Dar una vuelta de tuercas al diseño institucional que nos ubica como consumidores acríticos de teorías construidas en otros espacios locales implicaría rechazar las estructuras de producción del conocimiento actuales que ponen como parámetro universal a la ciencia producida en el norte. Por principio de cuentas nos llevaría hacer a un lado las políticas de evaluación cuantitativista y la competición eterna de puntajes inalcanzables o adjudicados sin mayor claridad para obtener reconocimiento y apoyo económico. Y seguido de esto nos llevaría a rechazar la imposición de parámetros de la cultura empresarial capitalista en instituciones públicas como las universidades autónomas y los centros de investigación sostenidos con recursos públicos. Las políticas de certificación y acreditación incesantes son un buen ejemplo de imposición de criterios ajenos sin mayor discusión en donde la colonialidad del saber se cuela por los intersticios de las formas de construcción del conocimiento; unas formas de citación académica impuestas como imperativo de cumplimiento obligado; la renovación de los acervos bibliográficos de acuerdo a parámetros temporales (solo conocimiento nuevo producido de quince años a la actualidad se considera válido); la adjudicación de cubículos o espacios de trabajo para investigadores condicionados a su (alta) “producción”; la renovación e imposición de nuevos planes de estudio y carreras profesionales con base en el criterio de lo que el “mercado” demande, o en otro caso la desaparición de carreras completas bajo la misma lógica.

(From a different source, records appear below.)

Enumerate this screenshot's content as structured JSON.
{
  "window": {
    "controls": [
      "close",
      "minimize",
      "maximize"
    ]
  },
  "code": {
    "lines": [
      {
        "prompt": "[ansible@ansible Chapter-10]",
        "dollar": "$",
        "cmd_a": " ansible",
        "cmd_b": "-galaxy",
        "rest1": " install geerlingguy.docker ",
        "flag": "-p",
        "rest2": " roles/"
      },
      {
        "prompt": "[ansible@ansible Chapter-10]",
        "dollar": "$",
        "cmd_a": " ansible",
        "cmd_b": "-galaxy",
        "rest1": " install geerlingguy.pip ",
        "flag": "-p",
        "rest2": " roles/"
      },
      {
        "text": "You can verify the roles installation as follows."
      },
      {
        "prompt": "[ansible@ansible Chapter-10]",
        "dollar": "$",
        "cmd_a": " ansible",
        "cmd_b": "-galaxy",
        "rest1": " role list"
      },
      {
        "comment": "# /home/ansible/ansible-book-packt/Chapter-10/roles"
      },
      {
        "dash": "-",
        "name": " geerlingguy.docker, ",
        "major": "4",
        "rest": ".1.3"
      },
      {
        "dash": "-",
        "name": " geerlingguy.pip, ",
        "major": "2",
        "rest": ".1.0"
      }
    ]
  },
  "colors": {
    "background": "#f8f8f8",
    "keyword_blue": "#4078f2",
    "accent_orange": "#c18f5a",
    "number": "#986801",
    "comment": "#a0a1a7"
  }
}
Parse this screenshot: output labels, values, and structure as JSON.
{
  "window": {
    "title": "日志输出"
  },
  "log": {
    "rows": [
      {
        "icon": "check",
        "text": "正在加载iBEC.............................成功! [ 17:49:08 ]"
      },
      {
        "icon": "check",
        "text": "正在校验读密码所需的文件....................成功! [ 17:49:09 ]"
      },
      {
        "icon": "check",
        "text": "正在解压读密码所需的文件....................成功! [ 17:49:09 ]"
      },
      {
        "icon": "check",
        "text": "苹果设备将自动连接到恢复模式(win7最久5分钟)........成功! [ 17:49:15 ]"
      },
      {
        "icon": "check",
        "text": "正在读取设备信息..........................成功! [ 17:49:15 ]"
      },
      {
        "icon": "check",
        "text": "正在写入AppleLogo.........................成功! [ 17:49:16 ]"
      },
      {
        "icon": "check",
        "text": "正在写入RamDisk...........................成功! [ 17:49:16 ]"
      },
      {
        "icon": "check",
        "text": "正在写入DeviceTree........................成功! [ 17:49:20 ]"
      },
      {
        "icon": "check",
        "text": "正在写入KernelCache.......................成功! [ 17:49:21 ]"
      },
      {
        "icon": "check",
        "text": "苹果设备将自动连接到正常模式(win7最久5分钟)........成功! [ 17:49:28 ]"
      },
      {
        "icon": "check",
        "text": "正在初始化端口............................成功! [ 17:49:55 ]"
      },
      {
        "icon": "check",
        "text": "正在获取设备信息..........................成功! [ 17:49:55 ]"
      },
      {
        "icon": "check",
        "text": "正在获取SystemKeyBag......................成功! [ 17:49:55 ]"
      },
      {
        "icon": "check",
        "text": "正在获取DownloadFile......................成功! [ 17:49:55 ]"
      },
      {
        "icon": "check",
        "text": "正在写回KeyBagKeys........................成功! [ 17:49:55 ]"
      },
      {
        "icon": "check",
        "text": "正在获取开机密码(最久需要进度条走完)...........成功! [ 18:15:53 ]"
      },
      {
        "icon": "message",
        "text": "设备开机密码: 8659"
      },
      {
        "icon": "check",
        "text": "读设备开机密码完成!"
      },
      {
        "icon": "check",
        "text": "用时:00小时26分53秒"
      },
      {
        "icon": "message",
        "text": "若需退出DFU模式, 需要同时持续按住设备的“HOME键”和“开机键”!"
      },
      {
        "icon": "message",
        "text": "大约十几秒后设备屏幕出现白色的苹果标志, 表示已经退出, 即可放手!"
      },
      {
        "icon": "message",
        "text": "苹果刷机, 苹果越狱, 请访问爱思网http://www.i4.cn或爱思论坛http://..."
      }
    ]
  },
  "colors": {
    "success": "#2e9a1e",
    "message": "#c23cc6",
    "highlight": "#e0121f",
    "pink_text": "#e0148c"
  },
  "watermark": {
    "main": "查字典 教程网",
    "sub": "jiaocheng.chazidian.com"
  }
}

Pero además de estas características, surge el imperativo de descolonizar las universidades públicas en Mexico y construirlas como espacios de la diversidad presente afuera de sus aulas, en los hechos, y no solo como un discurso para la mercadotecnia de manual. Así como para Brasil, Segato ha llamado a ennegrecer las universidades y desechar el mito de la democracia racial en ese país, en México es necesario indianizar a las universidades y acabar de una vez por todas con el mito colonial del mestizaje. Eso implicaría una serie de transformaciones desde la construcción de un sistema robusto de políticas de cuotas y acción afirmativa para traer a los pueblos originarios a las universidades, como incluir de manera obligada en la currícula universitaria el aprendizaje de lenguas indígenas originarias, de inicio en las universidades nacionales y aquellas estatales de regiones con fuerte presencia indígena y después en el resto del país. Abrir las universidades a los pueblos originarios sería la puerta por donde podrían pasar otros cambios necesarios en la universidad y abrirla a otras fuerzas sociales y populares y hacer que estos sectores la hagan suya, la determinen y le den forma. Como hasta hoy han hecho el estado, algunos partidos políticos y el sector empresarial capitalista de manera exclusiva.
Combatir la colonialidad del saber nos ayudaría a incluir en nuestras aulas y currículas formas de saber y cosmovisiones que complejizarían nuestra forma de aprehender la realidad y acometer la tarea científica en tiempos de zozobras y ausencia de certezas que el conocimiento científico por sí solo no puede responder.